Job Description
The team lead for this project will work with researchers to investigate efficient methods for sensor data fusion, training new algorithms for improving state-of-the-art scene understanding and tracking for accurate navigation in complex scenarios.
Scene understanding will be investigated for shared control navigation with a novel personal mobility device developed specifically for close interaction with pedestrians and narrow spaces. Advanced scene understanding from onboard sensing should allow real-time evaluation of the environment for shared control with dynamic obstacle avoidance and planning.
Profile
* A highly motivated individual with outstanding experience in mechatronics systems and control.
* PhD degree from a university in Computer Science, Robotics, Mechanical Engineering, or related fields.
* Proven track record in robot navigation control or deep learning optimization for sensor fusion.
* Excellent English skills, with an interest in writing required.
* Adaptable and flexible to continuous changes associated with research demands.
* Strong robotics experience (ROS) for mobile systems, either in navigation, localization, or control.

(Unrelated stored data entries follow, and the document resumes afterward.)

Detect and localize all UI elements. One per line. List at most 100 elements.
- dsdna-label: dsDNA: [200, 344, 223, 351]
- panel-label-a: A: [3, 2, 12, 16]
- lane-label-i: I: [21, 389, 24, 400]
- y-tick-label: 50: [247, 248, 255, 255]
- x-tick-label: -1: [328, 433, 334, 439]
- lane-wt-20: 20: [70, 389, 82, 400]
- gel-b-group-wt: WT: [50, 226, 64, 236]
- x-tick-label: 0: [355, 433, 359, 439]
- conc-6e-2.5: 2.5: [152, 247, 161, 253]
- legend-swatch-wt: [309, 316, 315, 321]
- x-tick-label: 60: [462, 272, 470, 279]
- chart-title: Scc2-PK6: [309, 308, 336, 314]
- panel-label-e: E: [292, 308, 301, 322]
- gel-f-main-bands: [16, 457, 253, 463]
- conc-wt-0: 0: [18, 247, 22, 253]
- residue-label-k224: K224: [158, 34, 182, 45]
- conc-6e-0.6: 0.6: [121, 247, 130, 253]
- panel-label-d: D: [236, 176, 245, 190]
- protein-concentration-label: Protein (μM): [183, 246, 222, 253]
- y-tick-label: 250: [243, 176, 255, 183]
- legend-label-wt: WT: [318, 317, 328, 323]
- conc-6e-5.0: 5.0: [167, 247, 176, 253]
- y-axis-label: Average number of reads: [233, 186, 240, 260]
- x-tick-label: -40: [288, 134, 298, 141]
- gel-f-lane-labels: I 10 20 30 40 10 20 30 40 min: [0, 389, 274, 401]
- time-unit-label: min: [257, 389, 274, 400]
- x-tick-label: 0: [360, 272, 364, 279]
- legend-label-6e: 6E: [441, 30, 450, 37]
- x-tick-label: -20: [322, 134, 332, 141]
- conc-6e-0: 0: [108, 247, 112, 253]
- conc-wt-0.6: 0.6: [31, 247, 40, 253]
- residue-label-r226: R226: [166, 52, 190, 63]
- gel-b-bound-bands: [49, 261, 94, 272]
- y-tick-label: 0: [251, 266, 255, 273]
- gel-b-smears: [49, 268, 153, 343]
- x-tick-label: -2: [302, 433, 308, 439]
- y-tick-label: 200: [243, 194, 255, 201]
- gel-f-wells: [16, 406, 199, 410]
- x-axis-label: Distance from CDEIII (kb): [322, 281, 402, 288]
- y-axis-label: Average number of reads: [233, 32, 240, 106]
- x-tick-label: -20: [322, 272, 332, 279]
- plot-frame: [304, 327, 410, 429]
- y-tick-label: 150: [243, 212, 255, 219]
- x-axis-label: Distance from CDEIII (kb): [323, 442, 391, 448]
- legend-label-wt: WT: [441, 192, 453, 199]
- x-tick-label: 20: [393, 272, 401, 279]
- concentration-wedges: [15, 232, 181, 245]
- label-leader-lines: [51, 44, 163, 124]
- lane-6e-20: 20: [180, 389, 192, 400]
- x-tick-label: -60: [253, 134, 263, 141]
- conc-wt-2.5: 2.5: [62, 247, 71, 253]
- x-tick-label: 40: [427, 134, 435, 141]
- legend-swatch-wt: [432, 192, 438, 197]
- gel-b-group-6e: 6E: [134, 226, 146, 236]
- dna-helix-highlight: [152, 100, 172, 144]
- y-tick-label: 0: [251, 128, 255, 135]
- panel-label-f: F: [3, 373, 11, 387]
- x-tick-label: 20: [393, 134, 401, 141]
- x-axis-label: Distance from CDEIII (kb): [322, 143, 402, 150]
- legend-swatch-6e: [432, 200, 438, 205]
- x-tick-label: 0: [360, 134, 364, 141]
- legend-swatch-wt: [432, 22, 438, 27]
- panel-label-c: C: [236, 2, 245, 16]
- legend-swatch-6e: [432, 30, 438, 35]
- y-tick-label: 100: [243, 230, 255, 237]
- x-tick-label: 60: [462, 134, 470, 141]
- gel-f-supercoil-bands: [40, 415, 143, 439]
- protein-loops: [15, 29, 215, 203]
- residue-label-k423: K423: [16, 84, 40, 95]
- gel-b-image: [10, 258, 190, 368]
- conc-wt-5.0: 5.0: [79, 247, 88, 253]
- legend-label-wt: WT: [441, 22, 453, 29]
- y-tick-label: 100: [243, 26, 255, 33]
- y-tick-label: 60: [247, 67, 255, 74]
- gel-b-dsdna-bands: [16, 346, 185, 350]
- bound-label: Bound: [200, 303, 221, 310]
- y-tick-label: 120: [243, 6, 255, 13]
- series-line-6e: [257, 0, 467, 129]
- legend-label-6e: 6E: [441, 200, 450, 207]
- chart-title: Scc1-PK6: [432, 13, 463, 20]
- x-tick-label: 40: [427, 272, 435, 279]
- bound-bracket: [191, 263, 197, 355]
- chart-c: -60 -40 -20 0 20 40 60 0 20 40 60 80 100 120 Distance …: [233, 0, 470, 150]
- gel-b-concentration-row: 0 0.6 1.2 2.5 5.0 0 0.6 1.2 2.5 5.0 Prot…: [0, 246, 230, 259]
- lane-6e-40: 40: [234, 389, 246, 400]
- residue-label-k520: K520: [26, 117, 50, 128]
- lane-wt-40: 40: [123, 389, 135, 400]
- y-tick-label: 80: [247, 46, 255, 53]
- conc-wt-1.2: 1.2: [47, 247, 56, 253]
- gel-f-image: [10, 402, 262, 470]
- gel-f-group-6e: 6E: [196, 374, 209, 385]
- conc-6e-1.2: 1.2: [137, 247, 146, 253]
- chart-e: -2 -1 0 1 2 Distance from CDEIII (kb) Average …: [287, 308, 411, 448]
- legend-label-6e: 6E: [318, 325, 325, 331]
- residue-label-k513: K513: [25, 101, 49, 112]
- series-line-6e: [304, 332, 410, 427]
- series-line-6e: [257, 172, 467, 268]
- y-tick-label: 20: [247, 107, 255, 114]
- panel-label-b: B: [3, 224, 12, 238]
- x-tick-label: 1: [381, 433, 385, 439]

* Confirmed publication on methodological areas of interest: mobile robots, multi-sensing fusion, time series modelling, or computer vision.
* Strong practical skills in field robotic systems.
* Strong experience with good coding practices in C/C++/C# and Python.
Workplace
We offer a full-time research position with a competitive salary in accordance with working, teaching, and research at ETH Zurich.
This is a unique opportunity to be at the forefront of cutting-edge research in AI embodied for robots, working with state-of-the-art technology and collaborating with some of the brightest minds in the field.
We value diversity and ensure a fair and open environment that allows everyone to grow and flourish.